October 31, 2023

US: ECI Says “There IS a Phillips Curve” – Part II

3% Is The New 2%

ECI came in as expected. The Employment Cost Index (ECI) released today came in as (we) expected and it implies that underlying inflation is around 3%. There is no surprise at all. Disinflating the US economy will take time and requires help from either (or both) sides of the Beveridge curve. The new run of the model is included in this note.

The incoming data

According to the BLS, over the three months ending in September, total compensation for private industry workers increased 4.1% QoQ (a.r.) and 4.3 percent YoY. Wages and salaries increased 4.5 percent for the 12-month period ending in September 2023, while benefit costs increased 3.9 percent.

Why we trust this model

There is a Phillips curve. Despite what many claim, the ECI Phillips curve model has consistently delivered good forecasts. For instance, if we take as a reference the YoY of ECI (private industry workers) for 2023:Q4, the model delivered a 4.3% forecast back in October 2022 (see here (!)). It then confirmed the 4.3% forecast in April 2023 (see here), and marginally down to 4.2% in July 2023 (see here). The latest run of the model (see next paragraph) remained at 4.2%. Despite the critiques, is there a model that can deliver such accurate forecast 4 to 6 quarters ahead? We doubt it. Long life to the Phillips curve.

Our model-based forecast

The inclusion of the third quarter in the sample resulted in a forecast little changed. Figure 1 (right panel) shows a comparison  between the current forecast, the published figures, and the previous forecast (our previous ECI notes are here (Jan ’23), here (Apr ’23), and here (Jul ’23). The published YoY at 4.3% in 2023:Q2 is just 3bps below the forecast made by the model back in June.

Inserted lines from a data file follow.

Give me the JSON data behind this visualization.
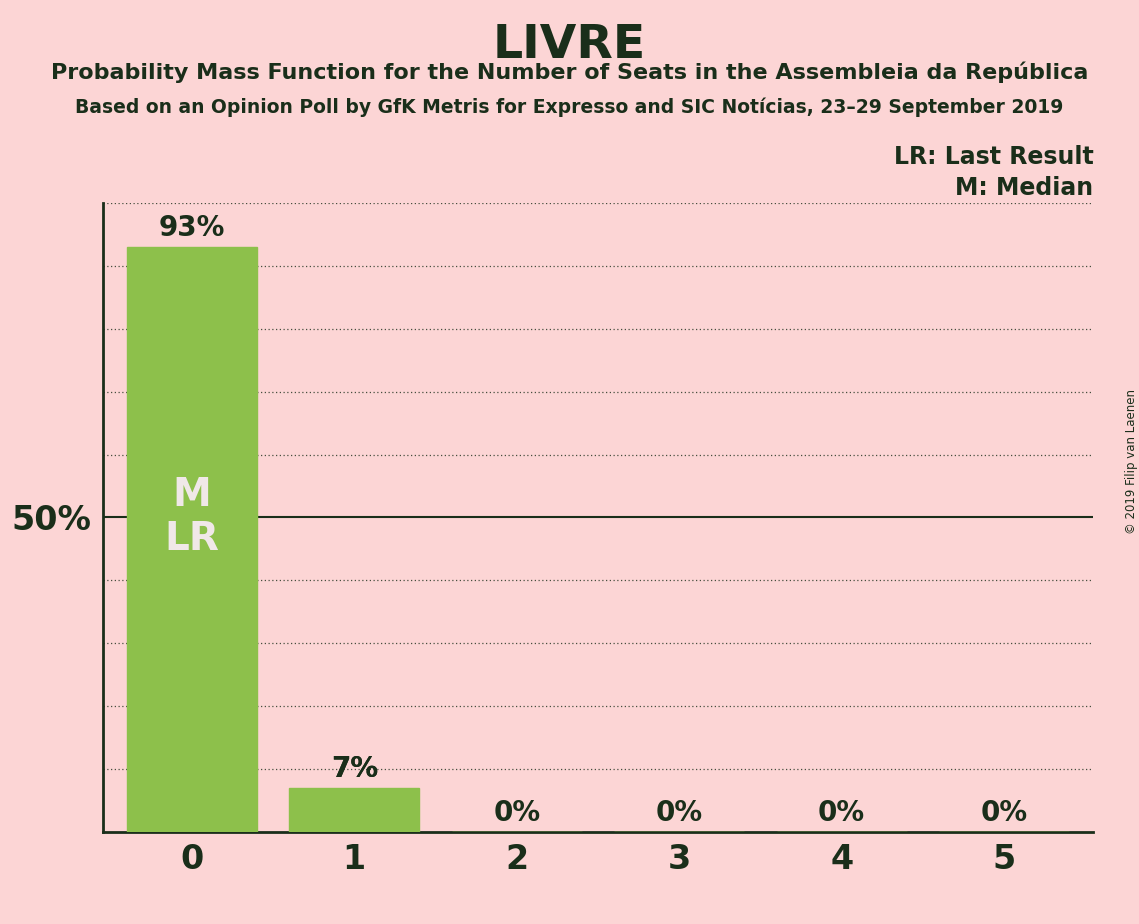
{
  "title": "LIVRE",
  "subtitle1": "Probability Mass Function for the Number of Seats in the Assembleia da República",
  "subtitle2": "Based on an Opinion Poll by GfK Metris for Expresso and SIC Notícias, 23–29 September 2019",
  "categories": [
    0,
    1,
    2,
    3,
    4,
    5
  ],
  "values": [
    0.93,
    0.07,
    0.0,
    0.0,
    0.0,
    0.0
  ],
  "bar_color": "#8dc04b",
  "background_color": "#fcd5d5",
  "text_color": "#1a2e1a",
  "y50_label": "50%",
  "median_seat": 0,
  "lr_seat": 0,
  "legend_lr": "LR: Last Result",
  "legend_m": "M: Median",
  "bar_label_color": "#f0e8e8",
  "copyright": "© 2019 Filip van Laenen",
  "ylim": [
    0,
    1.0
  ],
  "yticks": [
    0.1,
    0.2,
    0.3,
    0.4,
    0.5,
    0.6,
    0.7,
    0.8,
    0.9,
    1.0
  ]
}
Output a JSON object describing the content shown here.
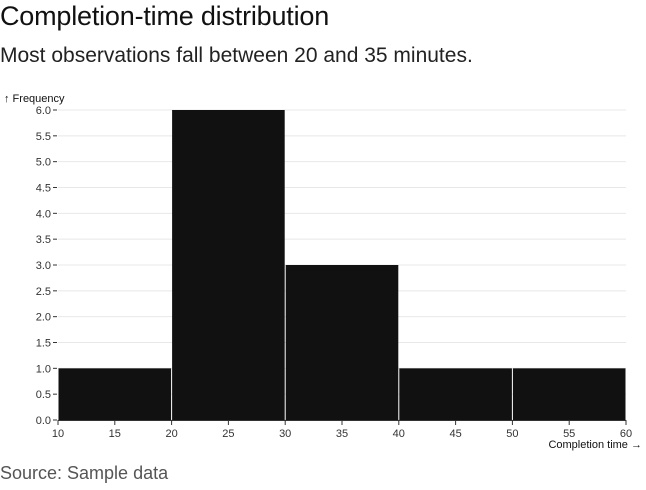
{
  "header": {
    "title": "Completion-time distribution",
    "subtitle": "Most observations fall between 20 and 35 minutes."
  },
  "footer": {
    "source": "Source: Sample data"
  },
  "chart_data": {
    "type": "bar",
    "histogram": true,
    "bins": [
      {
        "x0": 10,
        "x1": 20,
        "value": 1
      },
      {
        "x0": 20,
        "x1": 30,
        "value": 6
      },
      {
        "x0": 30,
        "x1": 40,
        "value": 3
      },
      {
        "x0": 40,
        "x1": 50,
        "value": 1
      },
      {
        "x0": 50,
        "x1": 60,
        "value": 1
      }
    ],
    "xlabel": "Completion time →",
    "ylabel": "↑ Frequency",
    "xlim": [
      10,
      60
    ],
    "ylim": [
      0,
      6
    ],
    "xticks": [
      10,
      15,
      20,
      25,
      30,
      35,
      40,
      45,
      50,
      55,
      60
    ],
    "yticks": [
      0.0,
      0.5,
      1.0,
      1.5,
      2.0,
      2.5,
      3.0,
      3.5,
      4.0,
      4.5,
      5.0,
      5.5,
      6.0
    ],
    "grid": true,
    "bar_color": "#111111",
    "grid_color": "#e8e8e8"
  }
}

The YoY of ECI total compensation for private industry workers continues to be projected at 4.2 percent in 2023:Q4. The 2024:Q4 and 2025:Q4 forecasts (at 3.7 percent and 3.4 percent, respectively) are a bit higher than in June because, following the Fed staff forecast, the path of the unemployment rate is lower and the upper pressure on wage growth from the labor market is higher.

Figure 1. Phillips curve model-based ECI forecast

Current forecast, model-based

Comparison: current vs. previous forecast (QoQ and YoY)

Note: the figure shows the ECI Phillips curve model-based forecast (YoY). The chart refers to the year-over-year percent changes of compensation costs for private industry workers. The confidence intervals are based on the estimated parameters distributions. The table on the right shows a comparison between the current forecast (2023:Q3 last quarter in-sample) and the previous forecast (real-time in 2023:Q2).

An heterodox Phillips curve

An heterodox Phillips curve continues to suggest there is no free lunch: wage growth disinflates when labor market cools off. Figure 2 shows what can be labeled as “an heterodox Phillips curve”. The figure shows the relation between ECI total compensation growth and an ad-hoc measure of “slack”: the difference between the unemployment rate and the jobs opening rate. The idea is that we remain agnostic about the current slope of the Beveridge curve. While it is unclear what side of the Beveridge curve will dominate going forward, a convincing disinflation that brings ECI growth to about 3% requires our measure of “slack” to be around 0. This means that we have at least another 1 to 1.5pp of disinflation to achieve, either side of the Beveridge curve, before wage growth can return to a level consistent with the Fed target. The good news is that there is no mystery through the lens of this “heterodox” Phillips curve: ECI growth is where it should be.

Figure 2. An heterodox ECI Phillips curve.

Conclusion

Underlying inflation around 3%. Today’s data imply that “underlying inflation” as defined by Fed staff is around 3%. This should not come as a surprise because this is perfectly in line with our estimates at 2.7% (see here). Right now, “3% is the new 2%”, there is little doubt.